Note that the transformed data is stored in a sparse matrix
(which is much more efficient for large data sets).
# First lets import it
from sklearn.feature_extraction.text import CountVectorizer
count_vectorizer = CountVectorizer(stop_words = 'english')
The function get_word_freq_dict_sorted
returns a sorted dictionary of words counts. It taks a dataframe as its argument.
def get_word_freq_dict_sorted(ng_X_df):
wordfreq = ng_X_df.sum(axis=0)
features = ng_X_df.columns.tolist()
counts = wordfreq.tolist()
wordfreq_df = pd.DataFrame()
wordfreq_df['word'] = features
wordfreq_df['count'] = counts
wordfreq_dict = dict(wordfreq_df.values.tolist())
wordfreqdict_sorted = dict(sorted(wordfreq_dict.items(), key=lambda x: x[1],reverse=True))
return wordfreqdict_sorted
Now iterate over the newsgroup dictionary obtained from the newsgroups dataframe and create another dictionary where keys are the newsgroups and values are another dictionary of word counts in that newsgroup.
ng_dict_of_words = dict()
for key in newsgroup_dic:
ng_X = count_vectorizer.fit_transform([newsgroup_dic[key]])
ng_X_df = pd.DataFrame(ng_X.toarray(), columns=count_vectorizer.get_feature_names())
ng_dict_of_words[key] = get_word_freq_dict_sorted(ng_X_df)
4: Exploring words in the news groups..
QUESTION: What are the top words in newsgroup comp.sys.ibm.pc.hardware
by their count ?
ANSWER: Iterating over the dictionary corresponding to comp.sys.ibm.pc.hardware
we get the top ten words as {space orbit launch use like time mission year earth moon}. Like wise we get the most common words in each newsgroup by their count.
word_dic = ng_dict_of_words['comp.sys.ibm.pc.hardware']
word_df = pd.DataFrame.from_dict(word_dic, orient='index')
print(word_df.T.iloc[0:1,0:10])
## drive use card ani control disk work problem know ide
## 0 990 792 537 476 441 384 369 356 333 309
Various other approaches to explore words in news groups include graphical methods, which help us visualize the distribution of words across news groups. We can use matplotlib.pyplot
to draw differnt graphs.
Next we will explore various algorithms for text classification.
5 Text Classification…
Text classification is done using various machine learning algorithms. The most popular ones are
- MultinomialNB
- LogisticRegression
- SVC
The goal of the text classification
is to predict which newsgroup a post belongs to based on the post text.
BOW
and TF-IDF
are two different techniques for text classification
Bag of Words (BoW) is an algorithm that counts frequency of a word in newsgroups. Those word counts allow us to compare different newsgroups and gauge their similarities for applications like search, topic modeling etc.
In TF-IDF
, words are given weight. TF-IDF measures relevance, not frequency. That is, wordcounts are replaced with TF-IDF scores across the whole dataset.

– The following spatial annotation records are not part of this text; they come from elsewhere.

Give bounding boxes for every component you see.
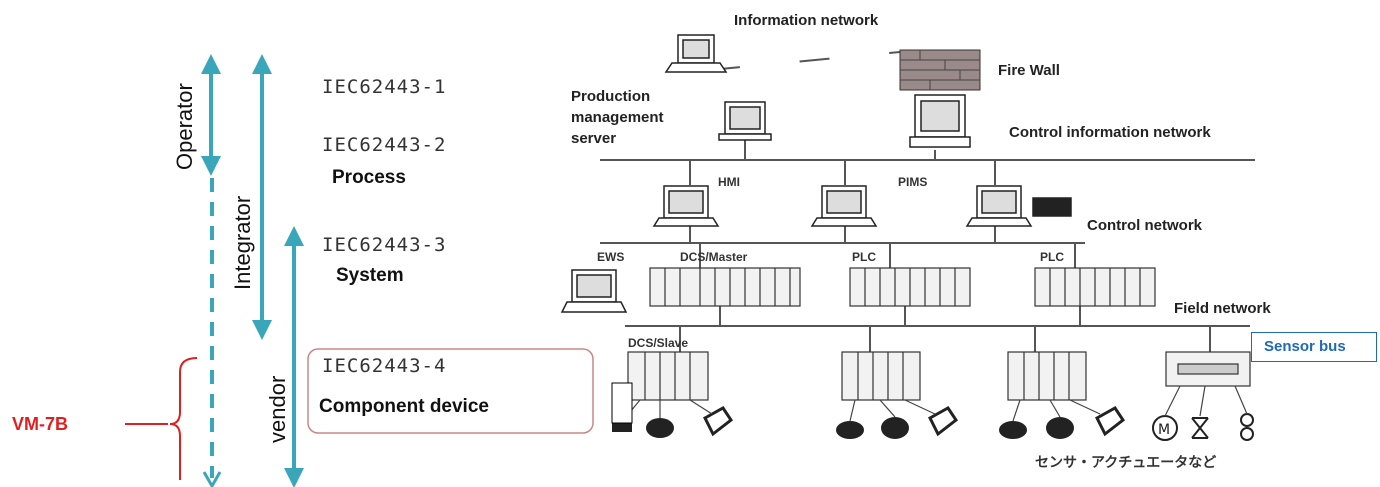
io-rack-3 — [1007, 351, 1087, 401]
plc-label-2: PLC — [1040, 250, 1064, 264]
production-server-line2: management — [571, 109, 664, 126]
sensor-bus-module — [1165, 351, 1251, 387]
laptop-icon — [664, 34, 728, 73]
network-buses — [600, 51, 1255, 352]
production-server-label: Production management server — [571, 86, 664, 149]
standard-part1: IEC62443-1 — [322, 76, 447, 98]
information-network-label: Information network — [734, 12, 879, 29]
vm7b-callout: VM-7B — [12, 414, 69, 434]
ews-label: EWS — [597, 250, 625, 264]
field-devices-group-3: M — [999, 406, 1254, 441]
firewall-label: Fire Wall — [998, 62, 1060, 79]
integrator-label: Integrator — [230, 195, 255, 290]
ews-computer-icon — [560, 269, 628, 313]
pims-label: PIMS — [898, 175, 928, 189]
dcs-master-rack — [649, 267, 801, 307]
pims-computer-icon — [810, 185, 878, 227]
system-level-label: System — [336, 265, 404, 286]
production-server-line1: Production — [571, 88, 651, 105]
plc-label-1: PLC — [852, 250, 876, 264]
field-devices-group-2 — [836, 406, 959, 439]
standard-part3: IEC62443-3 — [322, 234, 447, 256]
standard-part2: IEC62443-2 — [322, 134, 447, 156]
component-level-label: Component device — [319, 396, 489, 417]
production-server-line3: server — [571, 130, 617, 147]
hmi-computer-icon — [652, 185, 720, 227]
dcs-slave-rack — [627, 351, 709, 401]
hmi-label: HMI — [718, 175, 740, 189]
vendor-label: vendor — [265, 375, 290, 443]
sensor-bus-label: Sensor bus — [1251, 332, 1377, 362]
control-network-label: Control network — [1087, 217, 1202, 234]
control-computer-icon — [965, 185, 1072, 227]
control-server-icon — [909, 94, 971, 148]
io-rack-2 — [841, 351, 921, 401]
occluder-patch — [611, 382, 633, 424]
operator-arrow — [201, 54, 222, 487]
svg-text:M: M — [1158, 422, 1170, 438]
plc-rack-2 — [1034, 267, 1156, 307]
firewall-icon — [899, 49, 981, 91]
process-level-label: Process — [332, 167, 406, 188]
production-server-icon — [718, 101, 772, 141]
dcs-master-label: DCS/Master — [680, 250, 748, 264]
plc-rack-1 — [849, 267, 971, 307]
component-highlight-box — [307, 348, 594, 434]
standard-part4: IEC62443-4 — [322, 355, 447, 377]
control-information-network-label: Control information network — [1009, 124, 1211, 141]
field-network-label: Field network — [1174, 300, 1271, 317]
field-devices-label: センサ・アクチュエータなど — [1035, 455, 1217, 471]
dcs-slave-label: DCS/Slave — [628, 336, 689, 350]
operator-label: Operator — [172, 83, 197, 170]
vm7b-bracket — [125, 357, 198, 480]
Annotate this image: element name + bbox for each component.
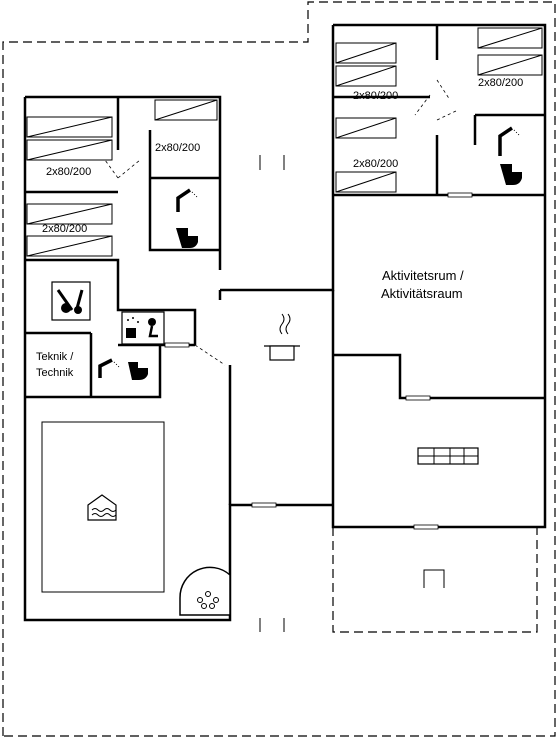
door-swings — [104, 79, 459, 366]
utility-icon — [51, 281, 91, 321]
beds-right — [335, 27, 543, 193]
toilet-icon — [500, 164, 522, 185]
cooking-pot-icon — [264, 313, 300, 361]
bed-label: 2x80/200 — [353, 90, 398, 102]
windows — [164, 155, 473, 632]
shower-icon — [176, 188, 199, 212]
toilet-icon — [176, 228, 198, 248]
pool-icon — [87, 494, 117, 521]
sofa-icon — [417, 447, 479, 465]
terrace-chair-icon — [423, 569, 445, 588]
sauna-icon — [121, 311, 165, 345]
shower-icon — [498, 126, 521, 156]
activity-room-label: Aktivitetsrum / — [382, 268, 464, 283]
bed-label: 2x80/200 — [42, 223, 87, 235]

To use text classification algorithm we need to randomly separates data into training and testing dataset and fit
the classifier with selected training data. A classifer
defines model for text classification. The score
gives us the accuracy for testing data.
Different classifiers can give us different results for accuracy. Accuracy depends on the specific problem, number of categories and differences between them, etc.
6 Evaluation…
Evaluation of the model can be done using the confusion matrix which can be ploted using the heatmap plot. A basic heatmap is shown below
The confusion matrix depicts the wrongly classified records. For example 4 articles from comp.graphics are wrongly classified as comp.windows.x.
***7 Slide show
knitr::include_url('/slides/NewsGroupsAnalysis.html')
Summary:
Text classifcation has usefull applications in detection of spam pages, personal email sorting, tagging products or document filtering, automatic classification of the text based on its contents, sentiment analysis etc. There are different methods and models availble in sklearn
and nltp
libraries in python which can be utilized for text classification and natural language processing applications.